A las 7 de la mañana de ese 10 de julio, la silueta de un submarino, cuyo perfil no se asemejaba al de las naves argentinas, emergió sorpresivamente a pocos cientos de metros de algunos pesqueros costeros, a una distancia de una milla y media del puerto de Mar del Plata. De inmediato, del puente del sumergible comenzaron a observarse destellos luminosos con la finalidad de contactarse con las autoridades navales argentinas: el navío se identificó como “German Submarine
La nave estaba a cargo del Teniente de Navío Otto Wermuth y contaba con una tripulación de 54 hombres, cuyas edades oscilaban entre los 19 y 24 años, casi todos indocumentados. El capitán de corbeta Ramón Soyuz, comandante del submarino «Salta», al mando de la Base Naval de Mar del Plata en ese momento, autorizó el ingreso de la nave alemana, que a marcha muy lenta amarró en la Dársena de Submarinos, cerca del Guardacostas «Belgrano».
El sumergible inmediatamente suscitó un mar de elucubraciones. ¿Había transportado al canciller o a otros funcionarios del Tercer Reich? ¿Había hundido al crucero brasileño Bahía, sobre la línea del Ecuador y a 900 millas náuticas de Brasil? Su comandante negó cualquier acusación en tal sentido. Antes de llegar a Mar del Plata, la tripulación arrojó al mar la bitácora, las cartas de navegación, los torpedos, el cañón de cubierta, y todos los aparatos y sistemas considerados «secretos».
La prensa brasileña se mostró agresiva hacia el U-530, no vacilando en marcar al sumergible como el responsable de la tragedia del Bahía, sobre todo debido a que unos días antes de la rendición del U-Boat, el 4 de julio, una explosión había hundido al crucero brasileño, causando la muerte de 336 de sus tripulantes, entre ellos 4 estadounidenses.

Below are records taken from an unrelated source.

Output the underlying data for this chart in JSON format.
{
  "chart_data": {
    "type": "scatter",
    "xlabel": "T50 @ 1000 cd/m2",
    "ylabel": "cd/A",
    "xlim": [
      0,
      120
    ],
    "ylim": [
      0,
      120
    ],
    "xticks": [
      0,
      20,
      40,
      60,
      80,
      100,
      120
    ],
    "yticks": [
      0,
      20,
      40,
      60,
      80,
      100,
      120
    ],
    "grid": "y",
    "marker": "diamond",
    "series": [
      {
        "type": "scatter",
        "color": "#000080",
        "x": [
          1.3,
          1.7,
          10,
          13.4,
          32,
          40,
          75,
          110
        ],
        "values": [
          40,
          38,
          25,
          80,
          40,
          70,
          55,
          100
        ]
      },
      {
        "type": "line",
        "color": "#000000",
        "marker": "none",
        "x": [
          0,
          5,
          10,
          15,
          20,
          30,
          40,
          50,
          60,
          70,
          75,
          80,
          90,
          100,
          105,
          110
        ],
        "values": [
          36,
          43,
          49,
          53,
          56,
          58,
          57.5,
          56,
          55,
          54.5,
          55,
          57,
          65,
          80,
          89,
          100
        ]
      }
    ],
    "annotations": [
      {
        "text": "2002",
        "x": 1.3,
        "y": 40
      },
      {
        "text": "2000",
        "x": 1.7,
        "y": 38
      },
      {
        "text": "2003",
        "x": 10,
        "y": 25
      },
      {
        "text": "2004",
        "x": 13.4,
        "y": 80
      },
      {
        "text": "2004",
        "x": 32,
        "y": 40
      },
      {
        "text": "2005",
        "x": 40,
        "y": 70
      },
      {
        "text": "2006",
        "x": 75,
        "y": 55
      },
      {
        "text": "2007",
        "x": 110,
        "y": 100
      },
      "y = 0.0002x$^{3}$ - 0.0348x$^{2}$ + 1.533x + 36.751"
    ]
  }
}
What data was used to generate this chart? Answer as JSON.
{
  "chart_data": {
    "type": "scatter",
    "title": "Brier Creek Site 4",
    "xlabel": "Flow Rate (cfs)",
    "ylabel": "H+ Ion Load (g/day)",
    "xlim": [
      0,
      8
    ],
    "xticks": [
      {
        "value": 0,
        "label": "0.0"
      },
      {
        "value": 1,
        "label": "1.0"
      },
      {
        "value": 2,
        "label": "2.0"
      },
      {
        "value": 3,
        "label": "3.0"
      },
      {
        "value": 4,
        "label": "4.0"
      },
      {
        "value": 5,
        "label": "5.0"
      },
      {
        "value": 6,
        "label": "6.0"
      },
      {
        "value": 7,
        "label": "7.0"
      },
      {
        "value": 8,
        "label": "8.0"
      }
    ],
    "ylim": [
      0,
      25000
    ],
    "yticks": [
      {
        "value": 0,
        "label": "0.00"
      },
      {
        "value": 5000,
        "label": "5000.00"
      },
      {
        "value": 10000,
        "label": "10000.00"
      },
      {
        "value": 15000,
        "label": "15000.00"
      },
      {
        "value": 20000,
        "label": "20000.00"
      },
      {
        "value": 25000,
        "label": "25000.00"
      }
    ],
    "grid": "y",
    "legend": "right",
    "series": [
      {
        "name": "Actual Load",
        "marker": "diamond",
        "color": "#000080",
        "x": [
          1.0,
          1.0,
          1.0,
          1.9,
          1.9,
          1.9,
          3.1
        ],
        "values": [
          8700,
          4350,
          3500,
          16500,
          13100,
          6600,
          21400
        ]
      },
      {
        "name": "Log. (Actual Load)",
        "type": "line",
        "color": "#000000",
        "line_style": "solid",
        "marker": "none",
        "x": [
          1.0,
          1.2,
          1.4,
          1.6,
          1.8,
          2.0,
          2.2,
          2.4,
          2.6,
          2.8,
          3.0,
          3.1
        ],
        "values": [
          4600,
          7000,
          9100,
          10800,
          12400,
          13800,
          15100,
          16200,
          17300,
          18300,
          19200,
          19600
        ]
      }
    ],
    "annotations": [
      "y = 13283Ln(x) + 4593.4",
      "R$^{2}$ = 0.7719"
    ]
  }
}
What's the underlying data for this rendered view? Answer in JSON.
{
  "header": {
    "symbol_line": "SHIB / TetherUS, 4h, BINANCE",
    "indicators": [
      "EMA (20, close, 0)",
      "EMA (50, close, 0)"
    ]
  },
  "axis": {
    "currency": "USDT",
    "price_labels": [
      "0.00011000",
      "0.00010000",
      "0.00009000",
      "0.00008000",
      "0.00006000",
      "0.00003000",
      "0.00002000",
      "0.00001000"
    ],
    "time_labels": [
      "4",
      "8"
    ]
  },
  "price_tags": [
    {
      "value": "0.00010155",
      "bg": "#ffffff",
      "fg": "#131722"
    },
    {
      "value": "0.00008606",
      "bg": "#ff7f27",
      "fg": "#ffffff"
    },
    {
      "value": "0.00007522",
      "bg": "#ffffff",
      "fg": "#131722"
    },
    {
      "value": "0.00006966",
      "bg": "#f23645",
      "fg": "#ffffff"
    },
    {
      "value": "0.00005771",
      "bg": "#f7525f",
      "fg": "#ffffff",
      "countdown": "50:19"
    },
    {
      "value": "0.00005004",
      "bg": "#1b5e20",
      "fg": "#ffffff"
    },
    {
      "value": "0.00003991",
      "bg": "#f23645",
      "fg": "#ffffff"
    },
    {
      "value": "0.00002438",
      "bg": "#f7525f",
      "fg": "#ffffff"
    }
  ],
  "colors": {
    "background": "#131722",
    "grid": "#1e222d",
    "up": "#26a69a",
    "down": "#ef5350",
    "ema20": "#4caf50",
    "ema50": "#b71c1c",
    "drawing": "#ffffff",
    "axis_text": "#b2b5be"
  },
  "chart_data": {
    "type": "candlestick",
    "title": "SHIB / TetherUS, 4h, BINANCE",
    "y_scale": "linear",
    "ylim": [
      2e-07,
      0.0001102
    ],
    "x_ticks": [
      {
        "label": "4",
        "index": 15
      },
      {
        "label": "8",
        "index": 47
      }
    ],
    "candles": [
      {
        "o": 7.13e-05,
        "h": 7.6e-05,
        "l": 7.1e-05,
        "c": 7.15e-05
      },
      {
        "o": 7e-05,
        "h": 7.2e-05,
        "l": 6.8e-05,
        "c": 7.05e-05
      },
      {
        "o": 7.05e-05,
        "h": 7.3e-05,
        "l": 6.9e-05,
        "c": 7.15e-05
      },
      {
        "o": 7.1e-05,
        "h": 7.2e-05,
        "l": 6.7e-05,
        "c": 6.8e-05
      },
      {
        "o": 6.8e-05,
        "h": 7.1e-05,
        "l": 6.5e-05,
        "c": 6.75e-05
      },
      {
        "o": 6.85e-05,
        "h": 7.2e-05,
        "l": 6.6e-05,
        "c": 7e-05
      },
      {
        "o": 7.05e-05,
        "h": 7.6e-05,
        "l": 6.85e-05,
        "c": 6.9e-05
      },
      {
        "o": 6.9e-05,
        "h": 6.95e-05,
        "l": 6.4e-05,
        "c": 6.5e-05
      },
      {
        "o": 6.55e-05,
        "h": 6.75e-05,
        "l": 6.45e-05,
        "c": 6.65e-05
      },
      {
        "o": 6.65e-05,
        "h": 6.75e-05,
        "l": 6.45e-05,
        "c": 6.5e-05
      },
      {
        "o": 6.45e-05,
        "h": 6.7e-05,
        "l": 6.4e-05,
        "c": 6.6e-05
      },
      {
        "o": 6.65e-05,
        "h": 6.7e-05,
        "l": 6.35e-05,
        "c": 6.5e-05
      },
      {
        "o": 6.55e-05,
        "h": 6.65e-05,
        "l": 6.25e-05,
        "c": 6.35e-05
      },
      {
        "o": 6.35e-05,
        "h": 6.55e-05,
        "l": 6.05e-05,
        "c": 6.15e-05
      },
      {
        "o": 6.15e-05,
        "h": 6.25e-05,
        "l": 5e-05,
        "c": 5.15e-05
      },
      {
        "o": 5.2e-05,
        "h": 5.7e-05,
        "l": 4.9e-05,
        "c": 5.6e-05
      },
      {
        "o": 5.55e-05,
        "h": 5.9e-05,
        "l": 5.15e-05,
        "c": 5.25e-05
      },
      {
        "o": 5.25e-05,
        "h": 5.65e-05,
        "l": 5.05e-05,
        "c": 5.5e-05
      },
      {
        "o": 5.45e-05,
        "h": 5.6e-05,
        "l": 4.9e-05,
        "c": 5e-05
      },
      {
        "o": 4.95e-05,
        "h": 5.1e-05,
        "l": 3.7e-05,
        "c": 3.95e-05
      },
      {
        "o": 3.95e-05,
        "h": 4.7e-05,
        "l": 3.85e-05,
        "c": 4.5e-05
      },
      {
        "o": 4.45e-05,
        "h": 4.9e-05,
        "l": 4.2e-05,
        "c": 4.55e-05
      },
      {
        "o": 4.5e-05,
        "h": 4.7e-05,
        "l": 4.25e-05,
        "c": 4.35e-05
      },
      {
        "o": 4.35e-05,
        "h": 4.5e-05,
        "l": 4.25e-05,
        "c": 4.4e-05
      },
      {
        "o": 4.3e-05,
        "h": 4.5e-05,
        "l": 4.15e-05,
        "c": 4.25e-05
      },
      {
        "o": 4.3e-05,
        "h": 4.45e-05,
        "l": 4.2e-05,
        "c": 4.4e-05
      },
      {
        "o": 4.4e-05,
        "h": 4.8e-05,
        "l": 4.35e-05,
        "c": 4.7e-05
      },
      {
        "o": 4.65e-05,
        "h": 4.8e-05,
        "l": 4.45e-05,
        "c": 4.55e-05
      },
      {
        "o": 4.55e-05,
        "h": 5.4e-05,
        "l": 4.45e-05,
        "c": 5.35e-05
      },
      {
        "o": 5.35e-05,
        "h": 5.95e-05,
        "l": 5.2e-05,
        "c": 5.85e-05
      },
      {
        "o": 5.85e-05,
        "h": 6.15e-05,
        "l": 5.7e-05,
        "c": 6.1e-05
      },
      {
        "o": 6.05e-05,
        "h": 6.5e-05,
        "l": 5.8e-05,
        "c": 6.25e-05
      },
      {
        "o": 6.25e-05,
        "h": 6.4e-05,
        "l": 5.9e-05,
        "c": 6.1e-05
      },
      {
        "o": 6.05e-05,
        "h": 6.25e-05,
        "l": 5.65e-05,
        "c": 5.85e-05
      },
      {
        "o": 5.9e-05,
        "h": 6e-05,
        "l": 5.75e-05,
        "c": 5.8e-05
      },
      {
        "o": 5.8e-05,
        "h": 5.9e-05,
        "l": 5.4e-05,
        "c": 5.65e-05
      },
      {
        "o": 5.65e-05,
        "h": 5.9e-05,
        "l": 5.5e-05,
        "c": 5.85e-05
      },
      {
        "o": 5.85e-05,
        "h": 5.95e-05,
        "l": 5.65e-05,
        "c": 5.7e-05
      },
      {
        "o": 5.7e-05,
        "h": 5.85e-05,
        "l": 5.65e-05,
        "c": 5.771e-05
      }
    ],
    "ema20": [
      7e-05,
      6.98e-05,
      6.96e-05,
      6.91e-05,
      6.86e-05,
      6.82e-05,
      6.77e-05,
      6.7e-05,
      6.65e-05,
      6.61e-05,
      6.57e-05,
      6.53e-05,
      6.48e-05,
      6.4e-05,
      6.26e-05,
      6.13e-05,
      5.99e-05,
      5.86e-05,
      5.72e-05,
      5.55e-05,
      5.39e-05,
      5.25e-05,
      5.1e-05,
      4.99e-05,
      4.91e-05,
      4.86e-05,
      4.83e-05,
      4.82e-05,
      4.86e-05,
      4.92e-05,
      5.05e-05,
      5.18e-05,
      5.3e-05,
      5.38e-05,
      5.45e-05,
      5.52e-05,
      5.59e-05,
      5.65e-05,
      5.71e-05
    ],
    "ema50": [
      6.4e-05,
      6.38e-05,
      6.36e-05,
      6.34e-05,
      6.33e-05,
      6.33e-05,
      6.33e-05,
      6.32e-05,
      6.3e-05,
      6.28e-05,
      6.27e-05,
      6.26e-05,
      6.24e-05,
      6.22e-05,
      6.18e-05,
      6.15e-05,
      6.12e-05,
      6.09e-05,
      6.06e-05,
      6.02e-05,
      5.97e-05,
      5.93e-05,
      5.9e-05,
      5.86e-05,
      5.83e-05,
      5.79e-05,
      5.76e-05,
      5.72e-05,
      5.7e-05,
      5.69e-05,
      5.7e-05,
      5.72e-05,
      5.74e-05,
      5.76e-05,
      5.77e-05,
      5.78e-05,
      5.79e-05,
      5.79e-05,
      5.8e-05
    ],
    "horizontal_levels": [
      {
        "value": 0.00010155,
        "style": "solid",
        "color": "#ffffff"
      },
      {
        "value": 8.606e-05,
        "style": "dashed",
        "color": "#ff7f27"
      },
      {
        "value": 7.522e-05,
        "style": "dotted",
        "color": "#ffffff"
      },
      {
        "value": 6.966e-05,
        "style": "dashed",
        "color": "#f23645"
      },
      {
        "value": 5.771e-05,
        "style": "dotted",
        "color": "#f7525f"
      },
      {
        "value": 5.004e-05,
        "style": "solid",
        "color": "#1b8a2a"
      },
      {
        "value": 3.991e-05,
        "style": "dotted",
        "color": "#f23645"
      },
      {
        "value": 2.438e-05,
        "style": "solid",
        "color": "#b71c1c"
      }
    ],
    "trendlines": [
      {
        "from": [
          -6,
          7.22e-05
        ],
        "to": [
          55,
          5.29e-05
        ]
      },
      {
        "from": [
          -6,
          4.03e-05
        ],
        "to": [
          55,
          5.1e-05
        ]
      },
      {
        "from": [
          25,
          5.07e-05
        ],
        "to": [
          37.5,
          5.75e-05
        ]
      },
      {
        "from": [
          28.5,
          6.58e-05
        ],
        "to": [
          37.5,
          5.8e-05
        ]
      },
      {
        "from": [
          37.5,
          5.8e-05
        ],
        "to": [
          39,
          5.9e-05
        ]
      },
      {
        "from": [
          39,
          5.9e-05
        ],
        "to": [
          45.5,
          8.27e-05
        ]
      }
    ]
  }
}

El comandante Wermuth, de tan sólo 24 años, declaró que el 3 de marzo de 1945 partieron de Horten, Noruega, para una patrulla en las costas de Halifax, Canadá. Al encontrar pocas embarcaciones enemigas decidió poner rumbo sur, hacia las aguas de New York. Desde el 4 al 7 de mayo, el U-530 disparó 9 torpedos sobre barcos aliados en las aguas mencionadas, pero todos ellos habrían fallado el blanco. Cuando Wermuth finalmente se enteró de la capitulación alemana decidió poner rumbo a la Argentina. Desecharon los 5 torpedos restantes y pusieron proa a Sud América, rindiendo el submarino a la Armada Argentina , luego de pasar 130 días en el mar.
La falta de una de las balsas salvavidas del submarino, y un informe de inteligencia del FBI alentaron las sospechas de que su pasajero mas importante era ni mas ni menos que Adolf Hitler, desembarcado sano y salvo en la costa argentina donde era esperado por elementos de apoyo a los refugiados nazis.